Schweizer Steuerlandschaft im Wandel – Teil 2
1. Mär 2016, Recht & Steuern | USR III

Schweizer Steuerlandschaft im Wandel – Teil 2

Die Thematik «Funktionsverlagerung ins Ausland» sorgt im Verhältnis Deutschland-Schweiz seit Jahren für Diskussionen.

Funktionsverlagerung ins Ausland – in Deutschland und in der Schweiz

Mit einer entsprechenden Gesetzesänderung des Aussensteuergesetzes (AStG) und dem Erlass der Funktionsverlagerungsverordnung (FVerlV) hatte der deutsche Gesetzgeber bereits 2008 auf die stetige Abwanderung deutscher Unternehmen reagiert. So wurde die grenzüberschreitende Funktionsverlagerung einer umfangreichen Exit-Besteuerung unterworfen.

Entsprechend dem im Rahmen der USR III vorgeschlagenem Entwurf des Bundesgesetzes über die direkte Bundessteuer (Art. 61 b DBG), sollen nun in der Schweiz «bei Verlegung von Funktionen in einen ausländischen Geschäftsbetrieb oder in eine ausländische Betriebsstätte» stille Reserven aufgedeckt werden. Die ursprüngliche Regelung zur steuersystematischen Realisation von stillen Reserven formuliert, dass «der Liquidation die Verlegung des Sitzes, der Verwaltung, eines Geschäftsbetriebes oder einer Betriebsstätte ins Ausland gleichgestellt ist». Fragwürdig bleibt, ob die vorgesehene Neuregelung eine Ausweitung oder sogar eine Verschärfung des bisherigen Tatbestandes bewirkt oder diesen lediglich präzisiert.

Begriff der Funktion – eine Abgrenzung

Bislang ist der Begriff der «Funktion» im Schweizer Steuerrecht nicht definiert. Die Schweizerische Botschaft zur USR III erwähnt zum Begriff der Funktion lediglich beispielhaft «Verkaufstätigkeiten, Dienstleistungen usw.». In der deutschen Funktionsverlagerungstheorie wird die «Funktion» sehr weit wie folgt definiert: «eine Funktion ist die Zusammenfassung betrieblicher Aufgaben, der Wirtschaftsgüter, die zur Erfüllung notwendig sind, sowie der mit beiden zusammenhängenden Chancen und Risiken zu einem organischen Unternehmensteil.

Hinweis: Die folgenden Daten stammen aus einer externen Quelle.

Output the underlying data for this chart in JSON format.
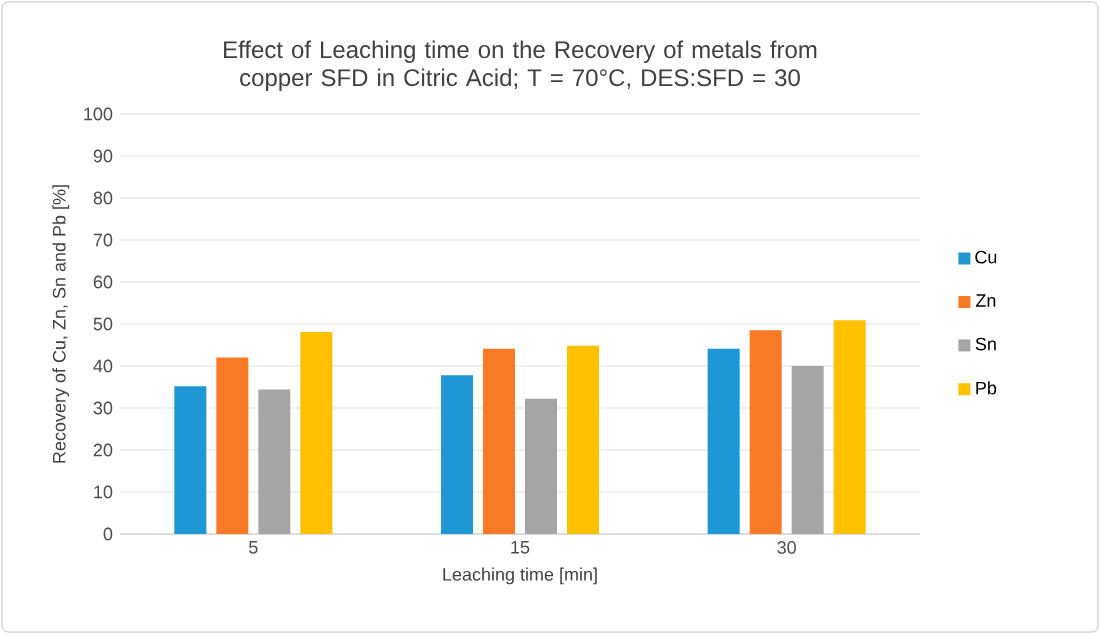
{
  "chart_data": {
    "type": "bar",
    "title": "Effect of Leaching time on the Recovery of metals from copper SFD in Citric Acid; T = 70°C, DES:SFD = 30",
    "xlabel": "Leaching time [min]",
    "ylabel": "Recovery of Cu, Zn, Sn and Pb  [%]",
    "categories": [
      "5",
      "15",
      "30"
    ],
    "series": [
      {
        "name": "Cu",
        "color": "#1f97d4",
        "values": [
          35.2,
          37.8,
          44.1
        ]
      },
      {
        "name": "Zn",
        "color": "#f97a26",
        "values": [
          42.0,
          44.1,
          48.5
        ]
      },
      {
        "name": "Sn",
        "color": "#a5a5a5",
        "values": [
          34.4,
          32.2,
          40.0
        ]
      },
      {
        "name": "Pb",
        "color": "#ffc000",
        "values": [
          48.1,
          44.8,
          50.9
        ]
      }
    ],
    "ylim": [
      0,
      100
    ],
    "yticks": [
      0,
      10,
      20,
      30,
      40,
      50,
      60,
      70,
      80,
      90,
      100
    ],
    "grid": "y",
    "legend": "right"
  }
}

Dieser Unternehmensteil bildet eine abgrenzbare, selbständige Einheit. Diese ist im Kontext eines aufnehmenden Unternehmens potentiell lebensfähig und in der Lage, nachhaltige Zahlungsmittelströme zu generieren».

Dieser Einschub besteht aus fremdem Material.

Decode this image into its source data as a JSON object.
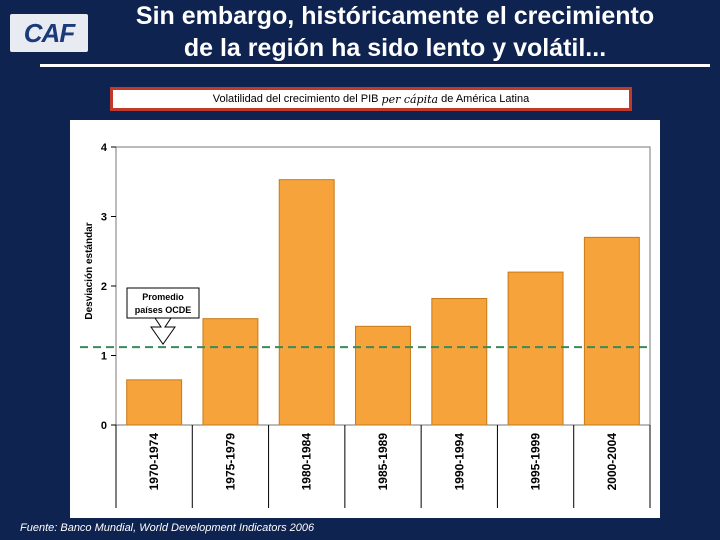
{
  "slide": {
    "logo_text": "CAF",
    "title_line1": "Sin embargo, históricamente el crecimiento",
    "title_line2": "de la región ha sido lento y volátil...",
    "subtitle_prefix": "Volatilidad del crecimiento del PIB ",
    "subtitle_italic": "per cápita",
    "subtitle_suffix": " de América Latina",
    "source": "Fuente: Banco Mundial, World Development Indicators 2006"
  },
  "colors": {
    "background": "#0e2350",
    "bar_fill": "#f5a33a",
    "bar_stroke": "#c87a18",
    "ocde_line": "#3a8a5a",
    "subtitle_border": "#c0392b"
  },
  "chart_data": {
    "type": "bar",
    "categories": [
      "1970-1974",
      "1975-1979",
      "1980-1984",
      "1985-1989",
      "1990-1994",
      "1995-1999",
      "2000-2004"
    ],
    "values": [
      0.65,
      1.53,
      3.53,
      1.42,
      1.82,
      2.2,
      2.7
    ],
    "ylabel": "Desviación estándar",
    "xlabel": "",
    "ylim": [
      0,
      4
    ],
    "yticks": [
      "0",
      "1",
      "2",
      "3",
      "4"
    ],
    "reference_line": {
      "value": 1.12,
      "label_line1": "Promedio",
      "label_line2": "países OCDE"
    },
    "grid": false
  }
}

Unter Berücksichtigung des allgemeinen Sprachgebrauchs, der Analyse bestehender Kreisschreiben der Eidgenössischen Steuerverwaltung und der OECD-Verrechnungspreisrichtlinien sowie der betriebswirtschaftlichen Literatur lässt sich ableiten, dass im Rahmen des internationalen Steuerrechts der Begriff der Funktion grundsätzlich alle wertschöpfenden Aufgaben eines Unternehmens umfasst – welche organisatorisch in irgendwelcher Weise zusammengefasst sind und die sich zusammen mit Vermögenswerten, Geschäftschancen und -risiken als selbständiger Unternehmensteil manifestieren.

Somit deckt der Begriff ganze Geschäftsbereiche, Teilbetriebe oder auch nur einzelne, selbständig überlebensfähige Betriebsteile mit den dazugehörigen betrieblich genutzten Vermögenswerten ab. Eine singuläre Aufgabe oder Arbeitsstelle vermag in diesem Zusammenhang nicht als Funktion zu qualifizieren.

Fazit

Dem Begriff der «Funktion» kommt unseres Erachtens keine eigenständige Bedeutung zu. Er dient lediglich als Sammelbegriff für bereits bekannte Sachverhalte. Die vorgesehene Regelung ist deckungsgleich mit dem bisher in der Schweizerischen Steuerpraxis angewandten Liquidationstatbestand der Verlegung des Geschäftsbetriebes oder einer Betriebsstätte ins Ausland. In diesem Zusammenhang ist demnach wichtig, dass stille Reserven – oder ein selbst geschaffener Geschäftswert beziehungsweise Firmenwert – nur bestehen und besteuert werden können, sofern sie einem materiellen oder immateriellen Firmenwert zuweisbar sind.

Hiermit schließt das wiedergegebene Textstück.